Note: As far as this project goes, I'm trying to predict the prices for

  • used cars, in specific, a sedan or an suv/crossover regardless of a particular brand.
  • top 10 car brands for each category are chosen.
  • To maintain zero bias, the samples are scraped and spread equally among the major brands.

This project is divided into 5 parts:

1. Obtain the data

  • I have used the Python library Scrapy and Cargurus' website to scrape the vehicles data within a 200 miles radius and between the years 2005-2021.
  • I'm building a separate repository on Data mining where I clearly explain how do I use Scrapy to efficiently pull the data from any website.

2. Data cleaning

  • The dataset comprises of about 20k records with over 20 features with many of the columns containing missing values.
  • The dataset is cleaned by using the methods of data imputation and is ready for the next step of data exploration.
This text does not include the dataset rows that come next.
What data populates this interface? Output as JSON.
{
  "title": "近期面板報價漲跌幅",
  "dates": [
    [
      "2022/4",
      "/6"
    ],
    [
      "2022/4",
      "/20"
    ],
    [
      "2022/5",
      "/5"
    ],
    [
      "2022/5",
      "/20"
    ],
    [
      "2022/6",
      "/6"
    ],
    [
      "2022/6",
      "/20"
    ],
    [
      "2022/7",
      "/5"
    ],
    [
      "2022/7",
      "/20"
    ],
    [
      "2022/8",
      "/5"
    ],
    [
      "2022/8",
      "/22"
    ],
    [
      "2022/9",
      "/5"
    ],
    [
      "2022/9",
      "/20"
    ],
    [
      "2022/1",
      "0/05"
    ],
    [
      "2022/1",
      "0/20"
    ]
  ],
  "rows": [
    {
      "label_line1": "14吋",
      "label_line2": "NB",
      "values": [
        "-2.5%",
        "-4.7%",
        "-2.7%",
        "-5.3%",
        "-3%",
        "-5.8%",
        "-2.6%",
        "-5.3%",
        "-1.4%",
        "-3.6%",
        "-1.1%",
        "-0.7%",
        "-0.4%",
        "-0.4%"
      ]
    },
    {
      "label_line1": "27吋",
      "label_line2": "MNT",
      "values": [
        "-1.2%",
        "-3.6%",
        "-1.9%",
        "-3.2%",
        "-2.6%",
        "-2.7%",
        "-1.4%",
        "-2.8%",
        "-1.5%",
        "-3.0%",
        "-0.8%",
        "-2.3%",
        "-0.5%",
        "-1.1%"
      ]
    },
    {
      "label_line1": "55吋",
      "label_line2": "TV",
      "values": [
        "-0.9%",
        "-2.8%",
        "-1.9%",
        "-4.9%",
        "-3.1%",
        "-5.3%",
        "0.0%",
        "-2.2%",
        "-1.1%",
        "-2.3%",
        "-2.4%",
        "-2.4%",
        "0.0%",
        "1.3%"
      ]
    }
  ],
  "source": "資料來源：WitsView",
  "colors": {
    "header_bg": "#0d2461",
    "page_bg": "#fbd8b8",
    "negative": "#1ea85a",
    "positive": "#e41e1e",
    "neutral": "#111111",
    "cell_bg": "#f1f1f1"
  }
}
3. Data exploration/visualization/analysis

  • Useful Python libraries like Numpy, Pandas, Matplotlib, Scipy and Seaborn are used to study, visualize and analyze each and every one of the features which could potentially affect the price of the vehicle. The features which statistically hold little/no importance are dropped.

4. Building the Model

  • I have employed two Decision tree based models: Random Forest and GradientBoosting.
  • Random Forest: Random forest uses large number of complex and random decision trees(low bias - high variance) in parallel.
  • Gradient Boosting: GradientBoosting also employs large number of weak learners(high bias - low variance) and they improve upon the errors made by the previous weak learners.

5. Conlusions/Remarks/Future

  • The two models are compared and the one with the lower RMSE is preferred.
  • Limitations: Discuss the possible reasons preventing the model from performing better.
  • Future directions: I'd like to employ some of the advanced frameworks like XgBoost and Neural Networks using the Tensorflow library to see how they perform.
  • Future directions(contd..): The goal is to eventually deploy the model on a webpage so that anybody can take advantage of this model. All you got to do is to just feed in the features you're looking for in your dream car and the model will predict its price.
  • Future directions(contd..): I'd like to also span not just the area of Cleveland but eventually extend it to all the parts of the US as well as include other vehicles other than just sedans or suvs. This sort of functionality will require me to scrape more and more data. And as they say, 'large and good quality data always beats any fancy algorithm', I hope to build a robust and accurate ML platform for the users.